Question

Given,\[10ml\] of a mixture of \[CO,C{H_4},\] and \[{N_2}\] exploded with an excess of oxygen gas gave a contraction of \[6.5ml\] . There was a further contraction of \[7ml\] , when the residual gas treated with \[KOH\] . Find the volume of \[CO,C{H_4},\] and \[{N_2}\] respectively is:

Answer 1

Hint: Given that \[10ml\] of a mixture of \[CO,C{H_4},\] and \[{N_2}\] exploded with an excess of oxygen gas gave a contraction of \[6.5ml\] . This means carbon monoxide treated with oxygen gas produces carbon dioxide. The moles can be determined from this equation. Further contraction means methane reacts with oxygen gas and produces carbon dioxide and water. From this the equation of volume can be determined.
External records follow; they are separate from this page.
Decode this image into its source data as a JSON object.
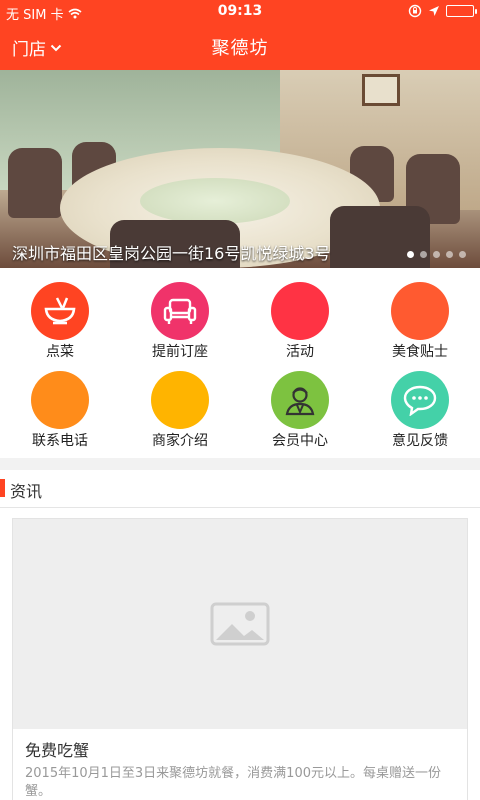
{
  "status": {
    "carrier": "无 SIM 卡",
    "time": "09:13"
  },
  "header": {
    "store_label": "门店",
    "title": "聚德坊"
  },
  "banner": {
    "caption": "深圳市福田区皇岗公园一街16号凯悦绿城3号",
    "slide_count": 5,
    "active_slide": 1
  },
  "grid": [
    {
      "label": "点菜",
      "color": "#ff4422",
      "icon": "bowl-icon"
    },
    {
      "label": "提前订座",
      "color": "#f0336a",
      "icon": "sofa-icon"
    },
    {
      "label": "活动",
      "color": "#ff3344",
      "icon": ""
    },
    {
      "label": "美食贴士",
      "color": "#ff5a30",
      "icon": ""
    },
    {
      "label": "联系电话",
      "color": "#ff8c1a",
      "icon": ""
    },
    {
      "label": "商家介绍",
      "color": "#ffb400",
      "icon": ""
    },
    {
      "label": "会员中心",
      "color": "#7dc240",
      "icon": "person-icon"
    },
    {
      "label": "意见反馈",
      "color": "#44d1a8",
      "icon": "chat-bubble-icon"
    }
  ],
  "news": {
    "section_title": "资讯",
    "items": [
      {
        "title": "免费吃蟹",
        "desc": "2015年10月1日至3日来聚德坊就餐，消费满100元以上。每桌赠送一份蟹。"
      }
    ]
  }
}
From these two equations the volume of gases can be determined.

Complete answer:
Combustion reaction means the addition of alkanes treated with oxygen gas produces carbon dioxide and water vapor.
\[CO + \dfrac{1}{2}{O_2} \to C{O_2}\]
The above equation represents \[x\] moles of carbon monoxide and \[\dfrac{x}{2}\] moles of oxygen were reacted to produce \[x\] moles of carbon dioxide.
\[C{H_4} + 2{O_2} \to C{O_2} + 2{H_2}O\]
The above equation represents \[y\] moles of methane, and \[2y\] moles of oxygen gas were reacted to produce \[y\] moles of carbon dioxide.
Given that \[10ml\] of a mixture of \[CO,C{H_4},\] and \[{N_2}\] exploded with an excess of oxygen gas gave a contraction of \[6.5ml\] .
It can be written as \[\dfrac{x}{2} + 2y = 6.5\]
Further contraction at \[10ml\] means
\[x + y = 7\]
By solving the above two equations,
\[x = 5ml;y = 2ml\]
Volume of \[CO\] is \[5ml\]
Volume of \[C{H_4}\] is \[2ml\]
Given that the total mixture is \[10ml\]
Thus, volume of \[{N_2}\] is \[10 - 7 = 3ml\]

Note:
At first, only carbon monoxide reacts with oxygen gas to produce carbon dioxide and then further methane gas is treated with oxygen gas to produce carbon dioxide and water. But nitrogen gas does not react with oxygen gas as it requires a very high temperature. Thus, nitrogen is an unreactive gas.